As the athletes gear up for the games, the desire to stick to the spirit of the event is front-and-center.
“Everyone practices Judaism in a different way, but we all have this great thing connecting us, which is an amazing feeling, to look around and see all of these Jewish athletes and think to yourself, ‘We have this major thing that holds us together,’” said Rachel Kohler, dance coach and assistant delegation head.
Kohler’s parents started the Philadelphia delegation in 1984, and she grew up attending the games as a child, competing in her first games at 13, 20 years ago.
“That is my first real memory of being an athlete,” she said.
Daniel Weiss, the boys’ soccer coach, is another seasoned coach, having been a Maccabi athlete as a teen before becoming a coach ten years ago. He’s also the co-founder of the Kaiserman JCC’s Philly JCC Maccabi Sports Hall of Fame.
Weiss agreed with Keitz that this year’s Maccabi Games is an opportunity to refocus after a three-year break.
“I completely agree with the notion of a reset and focusing on what’s really important,” he said.
Building a cohesive team with a strong bond is the key to both winning medals and getting the most out
of the experience.
“I always want to make sure that they go in with the right mindset of: The second you step on the field, we’re there to win,” Weiss said. “The second you step off the field, it’s Maccabi experience time.”
The previous games in 2019 were disappointing to the team, goalie Zachary Brunell said. In 2019, the team didn’t medal, leaving Brunell, 16, feeling like he has “unfinished business” for the 2022 games.

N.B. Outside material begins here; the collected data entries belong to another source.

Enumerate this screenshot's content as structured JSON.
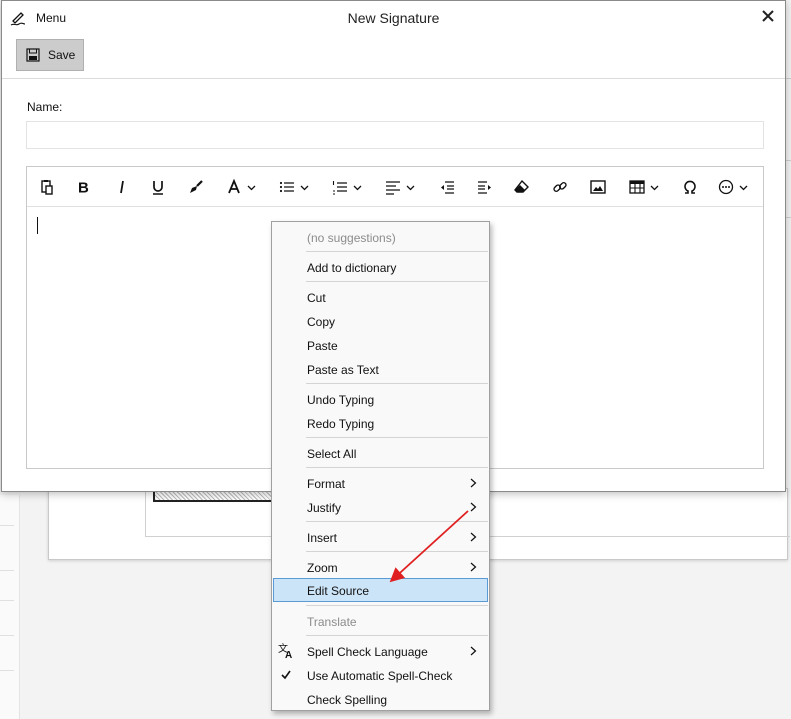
{
  "dialog": {
    "title": "New Signature",
    "menu_label": "Menu",
    "save_label": "Save"
  },
  "form": {
    "name_label": "Name:",
    "name_value": "",
    "name_placeholder": ""
  },
  "editor": {
    "toolbar": [
      {
        "name": "paste-icon"
      },
      {
        "name": "bold-icon"
      },
      {
        "name": "italic-icon"
      },
      {
        "name": "underline-icon"
      },
      {
        "name": "format-painter-icon"
      },
      {
        "name": "font-color-icon",
        "dropdown": true
      },
      {
        "name": "bullet-list-icon",
        "dropdown": true
      },
      {
        "name": "numbered-list-icon",
        "dropdown": true
      },
      {
        "name": "align-icon",
        "dropdown": true
      },
      {
        "name": "outdent-icon"
      },
      {
        "name": "indent-icon"
      },
      {
        "name": "eraser-icon"
      },
      {
        "name": "link-icon"
      },
      {
        "name": "image-icon"
      },
      {
        "name": "table-icon",
        "dropdown": true
      },
      {
        "name": "omega-icon"
      },
      {
        "name": "more-icon",
        "dropdown": true
      }
    ],
    "font_color_glyph": "A",
    "omega_glyph": "Ω"
  },
  "context_menu": {
    "items": [
      {
        "label": "(no suggestions)",
        "disabled": true
      },
      {
        "label": "Add to dictionary"
      },
      {
        "label": "Cut"
      },
      {
        "label": "Copy"
      },
      {
        "label": "Paste"
      },
      {
        "label": "Paste as Text"
      },
      {
        "label": "Undo Typing"
      },
      {
        "label": "Redo Typing"
      },
      {
        "label": "Select All"
      },
      {
        "label": "Format",
        "submenu": true
      },
      {
        "label": "Justify",
        "submenu": true
      },
      {
        "label": "Insert",
        "submenu": true
      },
      {
        "label": "Zoom",
        "submenu": true
      },
      {
        "label": "Edit Source",
        "highlighted": true
      },
      {
        "label": "Translate",
        "disabled": true
      },
      {
        "label": "Spell Check Language",
        "submenu": true,
        "icon": "translate-icon"
      },
      {
        "label": "Use Automatic Spell-Check",
        "checked": true
      },
      {
        "label": "Check Spelling"
      }
    ]
  },
  "colors": {
    "highlight_bg": "#cce4f7",
    "highlight_border": "#5a9bd6",
    "annotation_arrow": "#e02020",
    "save_button_bg": "#cccccc"
  }
}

But the part of the experience Brunell is most looking forward to is not playing on the pitch. He’s excited to meet his host family and spend time with more Jews. Brunell sometimes feels awkward about keeping kosher and having to tell his friends why he can’t eat certain things. He’s looking forward to being around people who just get it.
“There’s just certain things that don’t have to be explained,” he said. “It’s like you feel more accepted.”